The effects of the COVID-19 crisis on society are still evident and it is important to learn from the experiences of the pandemic. Leaders pledged cooperation in and beyond their region to maintain and strengthen resilience and crisis preparedness to prevent, counter and mitigate future crises, and agreed that sustaining strong welfare and wellbeing is fundamental to societal resilience. They expressed shared interest in working together in the area of critical raw materials and their supply chain, as well as technologies that support environmentally sound and sustainable mining practices.
Canada and the Nordic countries will explore further opportunities to enhance collaboration regarding healthy oceans, which is central to our climate agenda. We must conserve the ocean’s carbon sequestration abilities as the ocean is one of the most important carbon sinks on Earth and the concept of Blue Carbon holds great potential for mitigation, adaptation and building resilience. The ocean is one of the main sources of the world's biodiversity and oceans provide quality nutrition and employment. Inland waters and the ocean can play a crucial role in transforming food systems with blue food and the consumption of fish having generally a lower environmental impact as stated in the latest Nordic Nutrition Recommendations.

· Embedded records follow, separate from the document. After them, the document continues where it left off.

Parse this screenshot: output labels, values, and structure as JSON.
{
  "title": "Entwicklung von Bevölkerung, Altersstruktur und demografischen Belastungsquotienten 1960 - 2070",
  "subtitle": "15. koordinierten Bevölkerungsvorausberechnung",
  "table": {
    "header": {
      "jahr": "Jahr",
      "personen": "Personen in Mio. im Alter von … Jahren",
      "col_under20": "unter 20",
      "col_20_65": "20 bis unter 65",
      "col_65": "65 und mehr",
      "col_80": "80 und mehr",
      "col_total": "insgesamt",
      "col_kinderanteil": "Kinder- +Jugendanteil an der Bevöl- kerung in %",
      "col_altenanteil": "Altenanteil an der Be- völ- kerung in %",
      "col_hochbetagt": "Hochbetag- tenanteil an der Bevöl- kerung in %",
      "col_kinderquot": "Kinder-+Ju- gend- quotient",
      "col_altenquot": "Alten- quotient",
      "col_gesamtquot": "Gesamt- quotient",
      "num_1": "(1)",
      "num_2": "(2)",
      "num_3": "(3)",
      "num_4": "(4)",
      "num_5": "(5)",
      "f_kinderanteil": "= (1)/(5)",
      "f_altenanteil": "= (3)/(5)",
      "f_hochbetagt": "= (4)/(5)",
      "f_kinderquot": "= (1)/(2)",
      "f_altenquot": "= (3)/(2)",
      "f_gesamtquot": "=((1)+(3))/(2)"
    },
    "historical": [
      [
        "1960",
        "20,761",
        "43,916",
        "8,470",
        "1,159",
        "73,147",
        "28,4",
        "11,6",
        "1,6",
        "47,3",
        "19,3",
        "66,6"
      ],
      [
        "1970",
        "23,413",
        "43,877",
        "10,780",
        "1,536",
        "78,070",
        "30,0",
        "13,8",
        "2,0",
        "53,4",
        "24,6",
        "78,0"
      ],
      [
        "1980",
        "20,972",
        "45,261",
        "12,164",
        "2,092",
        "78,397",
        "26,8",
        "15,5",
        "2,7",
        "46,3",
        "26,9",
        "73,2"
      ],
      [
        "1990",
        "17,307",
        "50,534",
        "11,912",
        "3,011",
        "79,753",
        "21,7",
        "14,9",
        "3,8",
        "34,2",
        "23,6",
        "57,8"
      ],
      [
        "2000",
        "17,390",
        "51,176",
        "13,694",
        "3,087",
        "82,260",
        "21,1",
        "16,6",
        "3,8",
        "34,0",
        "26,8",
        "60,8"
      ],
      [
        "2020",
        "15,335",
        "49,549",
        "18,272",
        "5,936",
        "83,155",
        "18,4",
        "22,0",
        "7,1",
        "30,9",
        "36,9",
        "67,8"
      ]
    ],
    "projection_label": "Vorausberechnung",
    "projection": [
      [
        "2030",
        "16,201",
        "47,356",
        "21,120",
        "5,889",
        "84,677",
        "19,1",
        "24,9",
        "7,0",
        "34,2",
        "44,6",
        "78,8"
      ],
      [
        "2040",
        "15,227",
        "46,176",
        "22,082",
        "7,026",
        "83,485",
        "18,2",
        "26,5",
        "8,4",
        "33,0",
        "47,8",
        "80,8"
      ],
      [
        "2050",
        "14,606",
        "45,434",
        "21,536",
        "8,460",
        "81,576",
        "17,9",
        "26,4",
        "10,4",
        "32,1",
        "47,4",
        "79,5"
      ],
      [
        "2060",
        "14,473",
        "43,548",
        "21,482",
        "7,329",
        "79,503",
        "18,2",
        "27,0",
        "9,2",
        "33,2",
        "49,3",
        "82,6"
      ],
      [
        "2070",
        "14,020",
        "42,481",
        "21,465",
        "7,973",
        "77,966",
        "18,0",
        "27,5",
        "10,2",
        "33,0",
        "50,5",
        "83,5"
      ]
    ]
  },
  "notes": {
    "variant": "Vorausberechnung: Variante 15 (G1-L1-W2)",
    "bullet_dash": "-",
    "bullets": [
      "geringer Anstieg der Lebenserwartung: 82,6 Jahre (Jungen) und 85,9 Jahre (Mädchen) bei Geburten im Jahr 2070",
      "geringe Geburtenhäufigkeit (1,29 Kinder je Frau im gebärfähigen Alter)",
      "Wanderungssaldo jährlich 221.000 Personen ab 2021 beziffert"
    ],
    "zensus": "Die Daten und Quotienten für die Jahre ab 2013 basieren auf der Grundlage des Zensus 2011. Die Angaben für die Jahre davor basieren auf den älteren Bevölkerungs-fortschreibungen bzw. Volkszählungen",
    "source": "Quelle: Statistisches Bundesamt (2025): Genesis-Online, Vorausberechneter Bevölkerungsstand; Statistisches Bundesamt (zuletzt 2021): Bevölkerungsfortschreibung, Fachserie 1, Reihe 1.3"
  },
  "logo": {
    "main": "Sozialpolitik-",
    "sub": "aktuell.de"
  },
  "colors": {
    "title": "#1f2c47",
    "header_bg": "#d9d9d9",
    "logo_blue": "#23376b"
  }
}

Important steps have been taken to increase international cooperation such as the agreement in the Kunming-Montreal Global Biodiversity Framework and the BBNJ Agreement. Still, the oceans remain under multiple pressures such as plastic pollution, illegal, unreported and unregulated (IUU) fishing, eutrophication and the risks associated with increased acidification of the oceans, as well as other effects of climate change. Canada and the Nordic countries recognize the importance of further action on healthy oceans at the upcoming Sustainable Development Goals Summit in September, at the UN Climate Change Conference (COP28) in November-December and at the CBD Conference (COP16) in October 2024.
As one of the world’s largest and last remaining intact ecosystems, the Central Arctic Ocean is vital to maintaining a safe and stable global climate. Canada and Nordic countries commit to engaging other Nations and Indigenous peoples in collaborative efforts to advance conservation and sustainable economic development in the Central Arctic Ocean. Across the range of climate action, we underline the urgency of global action to limit global warming to 1.5C and emphasize that carbon pollution pricing is a flexible and efficient policy tool to align economic incentives with climate action.
The Prime Ministers of Canada and the Nordic countries agreed to task their Ministers to follow up today’s meeting via a Canada-Nordic Foreign Ministers’ Strategic Dialogue, the first of which will be hosted by Canada.
Furthermore, the Nordic Prime Ministers discussed Nordic defense cooperation, which is being adjusted to the new security situation, aiming to fully realize its potential. This includes strengthening defense capabilities and the enablement of allied operations in the Nordic region.
They welcomed the report on the implementation of Vision 2030 and complimented the effective work since its adoption in 2019. They encouraged the Nordic Council of Ministers to reinforce its efforts to realize Vision 2030 of a green, competitive and socially sustainable Nordic region.